1) No claims that immigrants, legal or otherwise, overwhelm local services: see above on local taxes. Also, see below on the relative effects to the tax base of a lower-wage workforce or an unemployed one.
2) No claims that immigrants, legal or otherwise, depress wages. It is not immigrants that depress wages, but the presence all over the world of individuals who can do the same work for less money. That, and the fact that an absence of legal status makes one less likely to change jobs or report abuse. I mean, without immigrants, legal or otherwise, there would be no U.S. domestic textile industry. Remember where most of our manufacturing started going in the 1980s? Notice where our call centers and software development is going now? It is always better to have the work done and the wages earned inside your tax jurisdiction. My depressingly stupid distant relative, Dana Rohrbacher (among others), talks as though an individual has the right to a job, but true Americans know that you have the right only to such job as someone is willing to pay you to do. If you lack the skills to command a high salary, you don't get one. Hell, illegal immigrants are coming in, getting paid shit, and still sending money home, so surely Americans can do the work for the same salary. It's also important to note that Mexicans who come here illegally have already been recruited: a friend of a friend of an employee of a guy says the guy would be willing to hire the friend of the friend of the friend of his current employee, who's probably related to or from the same town as said new recruit.

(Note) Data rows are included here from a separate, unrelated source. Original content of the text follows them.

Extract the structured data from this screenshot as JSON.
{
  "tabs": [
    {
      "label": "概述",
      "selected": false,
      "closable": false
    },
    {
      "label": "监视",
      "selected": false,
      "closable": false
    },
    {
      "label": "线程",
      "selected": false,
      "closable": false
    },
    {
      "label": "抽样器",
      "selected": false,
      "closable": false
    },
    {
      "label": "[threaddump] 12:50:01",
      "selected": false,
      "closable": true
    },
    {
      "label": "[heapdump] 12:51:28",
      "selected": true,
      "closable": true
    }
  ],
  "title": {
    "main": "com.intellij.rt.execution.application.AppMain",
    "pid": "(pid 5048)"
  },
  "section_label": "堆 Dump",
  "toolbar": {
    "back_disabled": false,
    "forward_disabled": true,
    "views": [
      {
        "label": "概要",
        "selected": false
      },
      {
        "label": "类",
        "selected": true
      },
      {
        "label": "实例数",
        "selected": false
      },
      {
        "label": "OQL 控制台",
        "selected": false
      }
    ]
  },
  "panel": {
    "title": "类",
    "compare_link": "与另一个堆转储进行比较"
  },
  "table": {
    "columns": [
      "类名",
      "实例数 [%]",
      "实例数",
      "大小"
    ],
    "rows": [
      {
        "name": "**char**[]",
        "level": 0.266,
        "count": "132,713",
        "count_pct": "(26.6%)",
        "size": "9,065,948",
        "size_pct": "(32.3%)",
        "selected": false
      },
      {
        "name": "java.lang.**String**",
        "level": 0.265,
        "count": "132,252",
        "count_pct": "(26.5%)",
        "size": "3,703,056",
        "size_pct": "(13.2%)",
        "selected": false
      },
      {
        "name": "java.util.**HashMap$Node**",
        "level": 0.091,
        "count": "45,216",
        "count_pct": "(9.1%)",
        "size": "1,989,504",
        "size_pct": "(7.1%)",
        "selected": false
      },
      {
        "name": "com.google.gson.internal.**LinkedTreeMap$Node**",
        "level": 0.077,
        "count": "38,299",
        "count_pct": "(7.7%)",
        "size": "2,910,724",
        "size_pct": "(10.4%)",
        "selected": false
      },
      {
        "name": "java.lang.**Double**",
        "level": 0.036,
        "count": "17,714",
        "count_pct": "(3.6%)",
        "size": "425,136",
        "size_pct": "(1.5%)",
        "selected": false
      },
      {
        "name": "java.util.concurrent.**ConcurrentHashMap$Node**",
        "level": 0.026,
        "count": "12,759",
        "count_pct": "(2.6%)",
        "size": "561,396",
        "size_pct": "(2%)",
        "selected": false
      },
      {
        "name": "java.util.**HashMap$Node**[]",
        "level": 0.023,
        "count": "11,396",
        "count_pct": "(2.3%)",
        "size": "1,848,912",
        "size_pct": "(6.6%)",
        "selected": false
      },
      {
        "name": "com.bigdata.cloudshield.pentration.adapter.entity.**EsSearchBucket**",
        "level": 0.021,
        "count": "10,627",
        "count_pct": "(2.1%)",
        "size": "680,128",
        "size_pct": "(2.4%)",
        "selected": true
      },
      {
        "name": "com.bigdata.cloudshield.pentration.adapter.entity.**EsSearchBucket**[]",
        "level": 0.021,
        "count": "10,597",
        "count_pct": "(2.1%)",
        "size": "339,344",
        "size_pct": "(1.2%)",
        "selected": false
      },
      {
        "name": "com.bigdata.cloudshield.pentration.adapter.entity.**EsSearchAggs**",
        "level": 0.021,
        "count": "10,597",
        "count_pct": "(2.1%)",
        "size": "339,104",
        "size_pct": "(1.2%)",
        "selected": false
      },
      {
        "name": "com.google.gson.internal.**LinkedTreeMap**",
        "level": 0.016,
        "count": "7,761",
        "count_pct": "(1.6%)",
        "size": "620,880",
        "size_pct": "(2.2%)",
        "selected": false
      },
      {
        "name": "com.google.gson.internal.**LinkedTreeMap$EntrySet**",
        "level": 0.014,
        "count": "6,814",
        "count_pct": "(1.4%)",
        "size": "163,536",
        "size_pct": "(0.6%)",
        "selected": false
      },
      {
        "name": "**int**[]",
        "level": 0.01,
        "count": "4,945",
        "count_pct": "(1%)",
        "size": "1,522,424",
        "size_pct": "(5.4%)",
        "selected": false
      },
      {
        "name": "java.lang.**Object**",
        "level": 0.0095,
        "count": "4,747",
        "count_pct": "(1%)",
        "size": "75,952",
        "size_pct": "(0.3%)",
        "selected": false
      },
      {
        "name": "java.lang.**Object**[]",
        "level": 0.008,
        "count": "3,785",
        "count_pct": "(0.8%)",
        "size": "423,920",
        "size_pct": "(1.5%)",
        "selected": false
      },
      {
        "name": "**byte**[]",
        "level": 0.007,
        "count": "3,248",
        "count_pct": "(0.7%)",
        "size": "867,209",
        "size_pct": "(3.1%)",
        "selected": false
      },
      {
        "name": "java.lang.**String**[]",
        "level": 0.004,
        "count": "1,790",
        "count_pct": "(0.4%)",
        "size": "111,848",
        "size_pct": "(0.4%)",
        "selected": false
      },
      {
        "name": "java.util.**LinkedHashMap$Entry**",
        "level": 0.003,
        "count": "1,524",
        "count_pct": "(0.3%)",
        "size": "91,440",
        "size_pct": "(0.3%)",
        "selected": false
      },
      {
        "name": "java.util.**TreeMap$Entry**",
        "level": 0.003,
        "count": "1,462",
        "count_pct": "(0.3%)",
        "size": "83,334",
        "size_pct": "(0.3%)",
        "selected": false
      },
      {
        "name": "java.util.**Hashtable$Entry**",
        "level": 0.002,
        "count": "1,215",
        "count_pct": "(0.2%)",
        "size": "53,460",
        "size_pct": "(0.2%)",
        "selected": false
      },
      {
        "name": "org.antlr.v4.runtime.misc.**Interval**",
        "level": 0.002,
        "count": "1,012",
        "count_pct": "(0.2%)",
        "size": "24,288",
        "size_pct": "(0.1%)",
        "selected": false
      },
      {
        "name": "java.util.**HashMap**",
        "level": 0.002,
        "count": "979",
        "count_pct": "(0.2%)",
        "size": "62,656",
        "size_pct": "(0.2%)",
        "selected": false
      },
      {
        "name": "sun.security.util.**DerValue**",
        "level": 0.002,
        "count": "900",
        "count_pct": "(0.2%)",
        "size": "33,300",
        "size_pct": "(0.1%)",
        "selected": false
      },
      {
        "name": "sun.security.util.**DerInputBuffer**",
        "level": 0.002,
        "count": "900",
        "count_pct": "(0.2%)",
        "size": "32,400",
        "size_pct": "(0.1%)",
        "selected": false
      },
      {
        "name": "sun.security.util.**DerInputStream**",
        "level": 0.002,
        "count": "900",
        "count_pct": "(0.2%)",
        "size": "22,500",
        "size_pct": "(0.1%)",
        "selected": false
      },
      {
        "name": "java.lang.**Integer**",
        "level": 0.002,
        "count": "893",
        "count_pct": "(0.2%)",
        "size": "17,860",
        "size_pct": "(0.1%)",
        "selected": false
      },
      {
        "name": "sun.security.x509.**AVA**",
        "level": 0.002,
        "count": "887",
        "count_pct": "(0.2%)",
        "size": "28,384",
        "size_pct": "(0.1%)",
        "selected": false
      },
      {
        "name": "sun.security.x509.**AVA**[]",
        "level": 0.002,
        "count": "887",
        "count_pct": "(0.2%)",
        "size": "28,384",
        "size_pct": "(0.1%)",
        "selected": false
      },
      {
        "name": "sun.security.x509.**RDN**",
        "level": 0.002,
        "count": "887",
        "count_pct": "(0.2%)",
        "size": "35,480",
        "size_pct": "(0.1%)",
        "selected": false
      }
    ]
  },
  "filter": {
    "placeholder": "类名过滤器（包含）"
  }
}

3) No claims that immigrants, legal or otherwise, represent security risks. Security is contextual: we have cops to protect us in our homes and in public spaces, and such spaces as need more have more -- and activities are dangerous or wrong no matter what the status of the individual doing them.
4) No claims that immigrants, legal or otherwise, are "destroying America". America isn't about a language, or about a religion, or an ethnicity, or a culture; it's a set of ideas that xenophobic fascists have forgotten: power corrupts, no individual's ability or virtue is knowable, that government is best which governs least. I can translate the Constitution into each of the six languages I speak besides English: the ideas transcend the language of their articulation. That means that you don't get to use the power of the state to tell someone else what language to speak, metaphysical belief to hold, color or costume to wear -- or what to do at all unless it has direct effect on another individuals sovereignty over self and property. Never mind that immigrants of this century are following the same trends as those of other centuries: the adults may never learn English, but their children always do, and they and are subjected to the same pressures as all kids to fit in -- you know, assimilate. Historical trends of immigrant populations, applicable to illegals from Mexico as well, show that by the third generation, the language of the immigrants is, in the majority of cases, no longer spoken (or spoken well, anyway).
5) No claims about ethnic superiority or inferiority, or anything else that cannot be demonstrated through evidence. You know, like that America is a Christian country.

And remember, as always: I'm right about this.